Dijelaskan Janedjri, selama dua tahun berturut-turut termasuk tahun 2013, untuk Program Peningkatan Pemahaman Hak Konstitusional Warga Negara tidak ada anggarannya atau nol rupiah. Alhasil, berbagai upaya dilakukan MK untuk bisa menyelenggarakan kegiatan semacam itu, hingga akhirnya mendapat persetujuan Menteri Keuangan dan mendapatkan anggarannya. Sampai akhirnya acara bimbingan teknis hukum acara penyelesaian hasil pemilu legislatif 2014 bagi partai-partai bisa terselenggara seperti sekarang.
“Alhamdulillah untuk 2014, anggaran MK sudah disetujui oleh Komisi III DPR dan sudah cukup. Anggaran MK tidak perlu banyak-banyak, anggaran sedikit tapi banyak yang kita lakukan,” kata Janedjri.
Janedjri melanjutkan, MK merupakan lembaga yang pertama kali mendapatkan penghargaan opini Wajar Tanpa Pengecualian (WTP). Bahkan MK sudah tujuh kali berturut-turut meraih penghargaan tersebut.
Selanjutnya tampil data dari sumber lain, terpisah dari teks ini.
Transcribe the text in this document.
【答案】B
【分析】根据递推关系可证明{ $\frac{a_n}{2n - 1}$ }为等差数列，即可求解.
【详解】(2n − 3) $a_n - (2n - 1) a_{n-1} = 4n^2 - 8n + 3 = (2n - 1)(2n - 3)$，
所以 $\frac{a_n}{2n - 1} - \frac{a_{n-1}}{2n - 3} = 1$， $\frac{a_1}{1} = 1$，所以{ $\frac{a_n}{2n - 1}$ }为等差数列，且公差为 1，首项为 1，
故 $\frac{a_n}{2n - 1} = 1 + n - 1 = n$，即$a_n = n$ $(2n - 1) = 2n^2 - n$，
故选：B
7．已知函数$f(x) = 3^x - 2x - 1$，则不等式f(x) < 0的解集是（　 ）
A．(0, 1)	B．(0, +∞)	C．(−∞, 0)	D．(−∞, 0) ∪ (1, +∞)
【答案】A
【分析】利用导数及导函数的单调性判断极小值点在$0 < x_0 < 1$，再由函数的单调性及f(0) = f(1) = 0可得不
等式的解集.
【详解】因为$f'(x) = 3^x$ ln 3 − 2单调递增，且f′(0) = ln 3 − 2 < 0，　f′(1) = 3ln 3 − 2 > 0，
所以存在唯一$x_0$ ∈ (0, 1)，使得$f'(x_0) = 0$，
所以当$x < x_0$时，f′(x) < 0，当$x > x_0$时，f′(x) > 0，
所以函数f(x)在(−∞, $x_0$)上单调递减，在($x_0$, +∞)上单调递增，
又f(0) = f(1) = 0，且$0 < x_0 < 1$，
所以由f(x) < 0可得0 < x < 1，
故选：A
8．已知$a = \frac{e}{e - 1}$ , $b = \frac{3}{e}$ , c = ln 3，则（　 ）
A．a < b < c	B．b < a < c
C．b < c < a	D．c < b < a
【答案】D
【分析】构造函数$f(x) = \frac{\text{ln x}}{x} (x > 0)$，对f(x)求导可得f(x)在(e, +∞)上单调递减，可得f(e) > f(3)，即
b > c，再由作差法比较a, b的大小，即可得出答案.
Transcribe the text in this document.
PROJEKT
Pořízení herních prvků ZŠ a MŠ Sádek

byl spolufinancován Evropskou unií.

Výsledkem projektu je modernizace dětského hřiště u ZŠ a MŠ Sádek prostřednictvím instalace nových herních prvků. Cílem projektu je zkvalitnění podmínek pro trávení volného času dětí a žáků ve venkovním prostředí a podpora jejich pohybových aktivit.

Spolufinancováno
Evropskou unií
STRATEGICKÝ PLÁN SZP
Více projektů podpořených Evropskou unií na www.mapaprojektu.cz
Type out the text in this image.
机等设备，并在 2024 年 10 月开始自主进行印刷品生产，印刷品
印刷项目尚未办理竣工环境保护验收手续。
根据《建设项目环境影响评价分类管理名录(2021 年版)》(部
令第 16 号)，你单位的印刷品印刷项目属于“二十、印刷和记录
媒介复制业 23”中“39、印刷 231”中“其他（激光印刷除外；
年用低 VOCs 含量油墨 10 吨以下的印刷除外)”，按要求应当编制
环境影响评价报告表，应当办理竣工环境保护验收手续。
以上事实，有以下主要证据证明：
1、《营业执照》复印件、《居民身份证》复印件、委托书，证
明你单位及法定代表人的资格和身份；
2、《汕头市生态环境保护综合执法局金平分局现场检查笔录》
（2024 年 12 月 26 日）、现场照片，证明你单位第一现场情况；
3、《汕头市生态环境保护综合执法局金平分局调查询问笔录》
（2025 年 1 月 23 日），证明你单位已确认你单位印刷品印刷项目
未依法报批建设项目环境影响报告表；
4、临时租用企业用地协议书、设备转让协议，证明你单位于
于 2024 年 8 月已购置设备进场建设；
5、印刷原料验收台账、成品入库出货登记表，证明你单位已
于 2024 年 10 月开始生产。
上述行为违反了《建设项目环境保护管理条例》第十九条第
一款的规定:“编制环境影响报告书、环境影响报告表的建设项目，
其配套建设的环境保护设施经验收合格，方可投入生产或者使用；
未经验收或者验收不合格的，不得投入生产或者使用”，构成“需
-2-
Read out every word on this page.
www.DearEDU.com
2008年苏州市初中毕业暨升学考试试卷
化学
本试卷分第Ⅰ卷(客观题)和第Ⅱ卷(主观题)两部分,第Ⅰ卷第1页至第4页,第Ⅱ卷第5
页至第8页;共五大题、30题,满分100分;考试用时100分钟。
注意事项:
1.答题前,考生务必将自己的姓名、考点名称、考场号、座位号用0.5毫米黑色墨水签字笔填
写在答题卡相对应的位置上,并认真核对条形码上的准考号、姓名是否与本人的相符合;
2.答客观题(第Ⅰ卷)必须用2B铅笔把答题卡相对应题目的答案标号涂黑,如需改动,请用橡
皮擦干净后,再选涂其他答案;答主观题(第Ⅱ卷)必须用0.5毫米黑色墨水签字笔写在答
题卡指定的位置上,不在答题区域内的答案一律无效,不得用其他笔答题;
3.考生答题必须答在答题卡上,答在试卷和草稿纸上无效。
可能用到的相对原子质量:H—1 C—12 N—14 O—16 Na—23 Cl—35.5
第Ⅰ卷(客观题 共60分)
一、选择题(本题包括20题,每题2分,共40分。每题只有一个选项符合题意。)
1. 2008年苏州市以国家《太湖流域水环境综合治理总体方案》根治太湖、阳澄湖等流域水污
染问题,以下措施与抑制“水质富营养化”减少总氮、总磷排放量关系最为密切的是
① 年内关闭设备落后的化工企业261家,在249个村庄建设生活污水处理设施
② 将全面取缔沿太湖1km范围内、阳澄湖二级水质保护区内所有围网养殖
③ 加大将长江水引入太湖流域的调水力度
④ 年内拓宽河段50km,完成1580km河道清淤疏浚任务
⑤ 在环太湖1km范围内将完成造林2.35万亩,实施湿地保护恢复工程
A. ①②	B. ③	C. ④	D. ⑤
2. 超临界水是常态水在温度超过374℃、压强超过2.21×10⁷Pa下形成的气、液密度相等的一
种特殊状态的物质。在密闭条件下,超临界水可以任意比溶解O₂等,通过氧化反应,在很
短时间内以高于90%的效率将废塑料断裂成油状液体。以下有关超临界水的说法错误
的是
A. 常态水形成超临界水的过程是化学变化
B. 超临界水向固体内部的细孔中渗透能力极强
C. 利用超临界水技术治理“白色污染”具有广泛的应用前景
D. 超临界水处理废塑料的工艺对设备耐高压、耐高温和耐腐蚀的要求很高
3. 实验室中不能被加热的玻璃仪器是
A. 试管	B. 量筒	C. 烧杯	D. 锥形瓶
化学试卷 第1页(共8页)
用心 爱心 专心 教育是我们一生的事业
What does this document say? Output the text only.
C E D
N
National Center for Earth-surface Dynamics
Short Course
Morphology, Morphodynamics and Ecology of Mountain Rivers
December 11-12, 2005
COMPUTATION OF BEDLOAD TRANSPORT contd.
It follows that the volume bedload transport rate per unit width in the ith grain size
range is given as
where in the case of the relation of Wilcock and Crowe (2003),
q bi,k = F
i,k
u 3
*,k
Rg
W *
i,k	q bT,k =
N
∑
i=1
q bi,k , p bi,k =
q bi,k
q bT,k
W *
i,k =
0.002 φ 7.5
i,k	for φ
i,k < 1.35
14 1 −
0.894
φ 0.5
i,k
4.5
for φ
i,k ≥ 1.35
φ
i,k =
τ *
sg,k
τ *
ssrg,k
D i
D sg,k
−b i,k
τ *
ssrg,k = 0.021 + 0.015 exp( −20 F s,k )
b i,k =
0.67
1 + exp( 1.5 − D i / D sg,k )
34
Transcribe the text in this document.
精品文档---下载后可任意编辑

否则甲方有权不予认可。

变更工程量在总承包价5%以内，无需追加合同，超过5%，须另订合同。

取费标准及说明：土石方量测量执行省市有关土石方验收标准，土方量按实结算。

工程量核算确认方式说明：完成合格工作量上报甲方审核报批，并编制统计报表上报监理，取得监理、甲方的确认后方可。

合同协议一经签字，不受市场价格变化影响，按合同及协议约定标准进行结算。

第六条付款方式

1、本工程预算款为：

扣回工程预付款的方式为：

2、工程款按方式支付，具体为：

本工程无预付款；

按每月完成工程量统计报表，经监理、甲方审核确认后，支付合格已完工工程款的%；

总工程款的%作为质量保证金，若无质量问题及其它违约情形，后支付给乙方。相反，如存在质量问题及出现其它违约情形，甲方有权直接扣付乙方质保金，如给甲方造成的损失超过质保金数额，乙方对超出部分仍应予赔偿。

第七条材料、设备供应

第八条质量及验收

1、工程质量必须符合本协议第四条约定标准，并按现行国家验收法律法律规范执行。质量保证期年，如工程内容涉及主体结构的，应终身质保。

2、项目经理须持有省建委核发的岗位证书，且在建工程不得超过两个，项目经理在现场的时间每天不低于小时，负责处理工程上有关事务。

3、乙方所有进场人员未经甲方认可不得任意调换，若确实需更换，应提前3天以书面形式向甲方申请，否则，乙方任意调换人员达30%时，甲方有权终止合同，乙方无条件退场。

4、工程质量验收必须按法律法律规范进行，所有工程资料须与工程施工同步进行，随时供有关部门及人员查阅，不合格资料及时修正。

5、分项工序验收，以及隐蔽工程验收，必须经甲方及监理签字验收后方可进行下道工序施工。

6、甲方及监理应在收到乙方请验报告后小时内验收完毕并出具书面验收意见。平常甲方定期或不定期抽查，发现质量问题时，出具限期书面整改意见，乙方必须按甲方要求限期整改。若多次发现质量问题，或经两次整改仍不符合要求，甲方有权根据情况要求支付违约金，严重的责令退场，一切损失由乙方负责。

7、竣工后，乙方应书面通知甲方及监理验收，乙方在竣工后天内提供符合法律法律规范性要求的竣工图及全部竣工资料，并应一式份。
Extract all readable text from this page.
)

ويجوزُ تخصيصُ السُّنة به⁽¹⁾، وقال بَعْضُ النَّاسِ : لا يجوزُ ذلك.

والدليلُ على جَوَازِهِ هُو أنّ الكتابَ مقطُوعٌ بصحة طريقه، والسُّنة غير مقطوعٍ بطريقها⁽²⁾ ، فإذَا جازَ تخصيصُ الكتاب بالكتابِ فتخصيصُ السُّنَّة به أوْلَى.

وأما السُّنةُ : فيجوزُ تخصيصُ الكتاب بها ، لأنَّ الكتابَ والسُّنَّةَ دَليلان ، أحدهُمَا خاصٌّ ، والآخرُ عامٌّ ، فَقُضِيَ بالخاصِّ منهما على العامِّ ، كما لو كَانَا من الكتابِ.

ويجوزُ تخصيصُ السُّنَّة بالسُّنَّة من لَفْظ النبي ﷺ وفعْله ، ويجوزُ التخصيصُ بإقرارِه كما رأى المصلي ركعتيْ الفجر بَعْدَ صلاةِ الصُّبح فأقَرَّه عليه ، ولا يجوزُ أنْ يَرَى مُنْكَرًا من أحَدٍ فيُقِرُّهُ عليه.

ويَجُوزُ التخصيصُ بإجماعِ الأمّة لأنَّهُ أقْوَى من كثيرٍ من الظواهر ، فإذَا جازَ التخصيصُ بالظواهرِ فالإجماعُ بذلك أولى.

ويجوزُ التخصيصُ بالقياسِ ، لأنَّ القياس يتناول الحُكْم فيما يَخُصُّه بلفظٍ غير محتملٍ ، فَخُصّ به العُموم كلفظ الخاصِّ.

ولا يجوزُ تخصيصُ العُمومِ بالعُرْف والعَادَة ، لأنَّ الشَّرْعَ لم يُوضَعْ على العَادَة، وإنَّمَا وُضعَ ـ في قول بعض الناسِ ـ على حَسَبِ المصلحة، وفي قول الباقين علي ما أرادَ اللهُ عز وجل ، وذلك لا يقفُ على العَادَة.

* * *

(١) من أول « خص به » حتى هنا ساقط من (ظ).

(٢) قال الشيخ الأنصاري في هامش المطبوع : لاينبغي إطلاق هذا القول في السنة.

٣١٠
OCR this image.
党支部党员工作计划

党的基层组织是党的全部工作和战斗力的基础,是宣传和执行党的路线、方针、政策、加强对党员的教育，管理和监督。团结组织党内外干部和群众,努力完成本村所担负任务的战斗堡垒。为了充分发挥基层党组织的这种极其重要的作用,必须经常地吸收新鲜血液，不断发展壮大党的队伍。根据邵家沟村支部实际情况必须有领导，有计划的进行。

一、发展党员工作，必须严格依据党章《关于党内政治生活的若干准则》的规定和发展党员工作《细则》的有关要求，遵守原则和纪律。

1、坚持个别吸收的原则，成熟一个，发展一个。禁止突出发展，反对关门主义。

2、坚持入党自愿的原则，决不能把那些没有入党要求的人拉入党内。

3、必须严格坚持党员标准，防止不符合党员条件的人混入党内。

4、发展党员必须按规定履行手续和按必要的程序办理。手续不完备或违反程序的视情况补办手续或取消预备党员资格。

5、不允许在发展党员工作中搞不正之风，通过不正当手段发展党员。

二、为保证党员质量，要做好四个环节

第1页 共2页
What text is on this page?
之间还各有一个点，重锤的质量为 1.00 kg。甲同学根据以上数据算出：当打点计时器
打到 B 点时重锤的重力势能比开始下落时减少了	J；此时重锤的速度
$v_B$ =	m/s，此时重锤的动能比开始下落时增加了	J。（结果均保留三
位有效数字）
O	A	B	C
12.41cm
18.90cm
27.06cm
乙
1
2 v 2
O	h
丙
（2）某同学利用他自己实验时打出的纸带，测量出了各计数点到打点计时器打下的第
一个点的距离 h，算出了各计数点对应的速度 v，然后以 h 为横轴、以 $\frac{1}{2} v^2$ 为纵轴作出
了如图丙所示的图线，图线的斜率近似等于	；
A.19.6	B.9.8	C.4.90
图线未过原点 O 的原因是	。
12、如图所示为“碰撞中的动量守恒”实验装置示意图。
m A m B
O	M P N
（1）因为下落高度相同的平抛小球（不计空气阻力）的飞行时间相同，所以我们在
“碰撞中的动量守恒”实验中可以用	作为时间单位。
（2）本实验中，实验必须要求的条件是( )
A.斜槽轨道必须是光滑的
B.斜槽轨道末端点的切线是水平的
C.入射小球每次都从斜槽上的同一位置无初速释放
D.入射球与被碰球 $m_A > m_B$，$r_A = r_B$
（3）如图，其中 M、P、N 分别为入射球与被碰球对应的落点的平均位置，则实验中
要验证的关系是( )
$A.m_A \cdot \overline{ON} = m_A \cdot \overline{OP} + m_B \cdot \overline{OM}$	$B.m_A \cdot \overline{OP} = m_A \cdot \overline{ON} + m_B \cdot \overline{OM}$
Namun demikian, ujar Janedjri, penghargaan itu bukan tujuan utama.
“Kalau penghargaan jadi tujuan utama dalam mengelola lembaga peradilan ini, maka justru akan membawa kesombongan bahwa ‘sayalah yang paling baik, paling benar’. Oleh karenanya, kita harus sama-sama mengawal lembaga yang kita cintai ini. Menjaga harkat dan martabat wibawa Mahkamah, bukan hanya tanggung jawab Mahkamah, tapi kita semua ikut bertanggung jawab dengan tidak melakukan hal-hal yang tidak terpuji di luar koridor etika dan hukum,” papar Janedjri.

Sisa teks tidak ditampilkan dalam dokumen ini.